Mr. Yasuhiko’s artwork blends a 70s aesthetic with a slight modern edge. These characters are iconic so I wouldn’t want to see a crazy update, but there is a slickness to the art that gives it new life.
Bibliophiles should rejoice at this release. Not only is Gundam the Origin being brought out in a beautiful paper over board hardcover, it includes all of the color artwork of which there is a lot. And on top of that the color and grayscale pages are printer on the same premium white stock. Seriously, this book is just a joy to hold and flip through. One final gush, the cover design is super fab!
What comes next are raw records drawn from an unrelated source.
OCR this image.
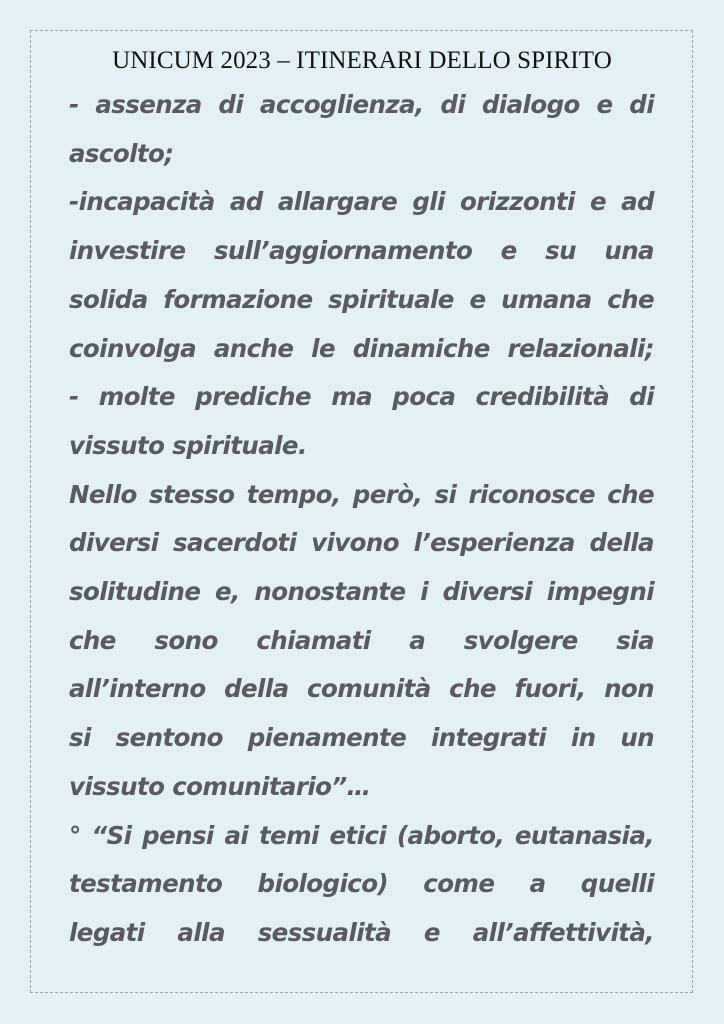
UNICUM 2023 – ITINERARI DELLO SPIRITO
- assenza di accoglienza, di dialogo e di
ascolto;
-incapacità ad allargare gli orizzonti e ad
investire sull’aggiornamento e su una
solida formazione spirituale e umana che
coinvolga anche le dinamiche relazionali;
- molte prediche ma poca credibilità di
vissuto spirituale.
Nello stesso tempo, però, si riconosce che
diversi sacerdoti vivono l’esperienza della
solitudine e, nonostante i diversi impegni
che sono chiamati a svolgere sia
all’interno della comunità che fuori, non
si sentono pienamente integrati in un
vissuto comunitario”…
° “Si pensi ai temi etici (aborto, eutanasia,
testamento biologico) come a quelli
legati alla sessualità e all’affettività,
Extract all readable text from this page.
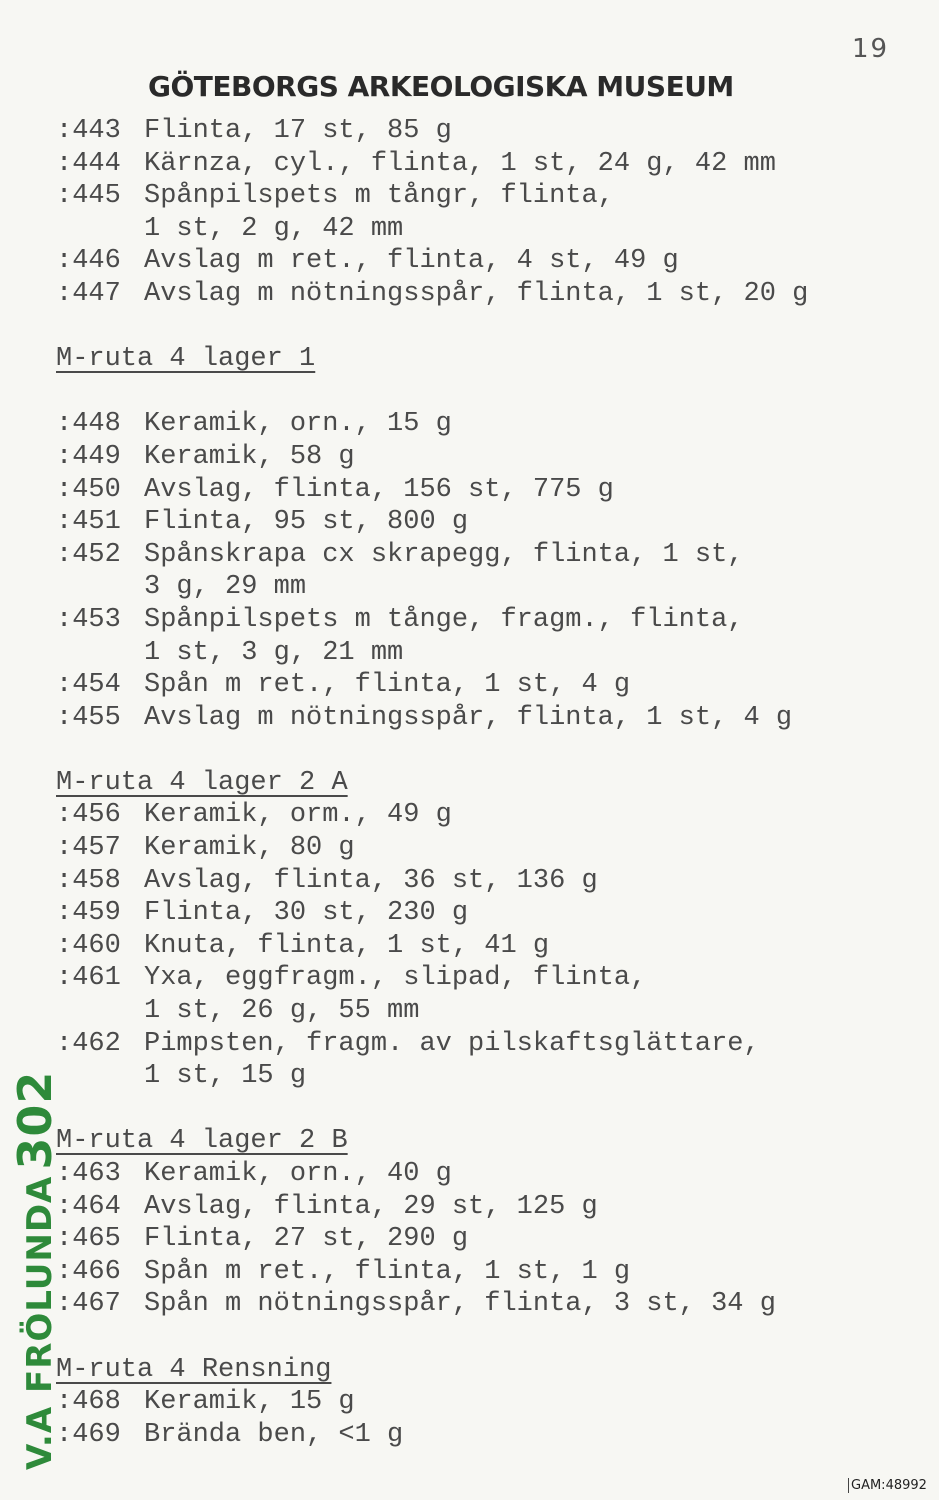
19
GÖTEBORGS ARKEOLOGISKA MUSEUM
:443 Flinta, 17 st, 85 g
:444 Kärnza, cyl., flinta, 1 st, 24 g, 42 mm
:445 Spånpilspets m tångr, flinta,
1 st, 2 g, 42 mm
:446 Avslag m ret., flinta, 4 st, 49 g
:447 Avslag m nötningsspår, flinta, 1 st, 20 g
M-ruta 4 lager 1
:448 Keramik, orn., 15 g
:449 Keramik, 58 g
:450 Avslag, flinta, 156 st, 775 g
:451 Flinta, 95 st, 800 g
:452 Spånskrapa cx skrapegg, flinta, 1 st,
3 g, 29 mm
:453 Spånpilspets m tånge, fragm., flinta,
1 st, 3 g, 21 mm
:454 Spån m ret., flinta, 1 st, 4 g
:455 Avslag m nötningsspår, flinta, 1 st, 4 g
M-ruta 4 lager 2 A
:456 Keramik, orm., 49 g
:457 Keramik, 80 g
:458 Avslag, flinta, 36 st, 136 g
:459 Flinta, 30 st, 230 g
:460 Knuta, flinta, 1 st, 41 g
:461 Yxa, eggfragm., slipad, flinta,
1 st, 26 g, 55 mm
:462 Pimpsten, fragm. av pilskaftsglättare,
1 st, 15 g
M-ruta 4 lager 2 B
:463 Keramik, orn., 40 g
:464 Avslag, flinta, 29 st, 125 g
:465 Flinta, 27 st, 290 g
:466 Spån m ret., flinta, 1 st, 1 g
:467 Spån m nötningsspår, flinta, 3 st, 34 g
M-ruta 4 Rensning
:468 Keramik, 15 g
:469 Brända ben, <1 g
V.A FRÖLUNDA302
GAM:48992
Is this the magic bullet that will make everyone understand the Gundam universe? As I stated before there is no such thing. Some people will never grok Gundam and others will only like very select portions. That is just the way tastes work. But if you randomly had to guess this is not a bad choice to throw out. It is one of those titles that casts a broad net and can catch more fish theyn most. If you need an animated introduction the Gundam movie trilogy works well but when it comes to manga there is no better place to start. Plus this helps explain the most common Gundam references for anyone who just wanted to understand Gundam from a purely academic standpoint as well.
The only hesitation I have about recommending this series is that so far Ed Chavez from Vertical has stated that they have no plans currently to expand the print run of this manga. Right now the only release are the fancy but value packed limited edition version of the series. If it is successful enough they might go back and release a standard edition without all the bells and whistles of a solid hard cover, supplementary artwork, essays, and color pages.
Therefore if you are interested in the Gundam universe, the original Gundam series, or just want to revisit the start of it all this the one to get. You should just do so while you still can.
I don’t know how many times I need to reiterate that you don’t need to like robots to like Gundam. I could never love this story without the phenomenal characters. Mr. Yasuhiko’s updated version does a wonderful job of keeping the human story at the forefront.
Buy this you loser before it goes out of print and you have to buy random volumes from the UK.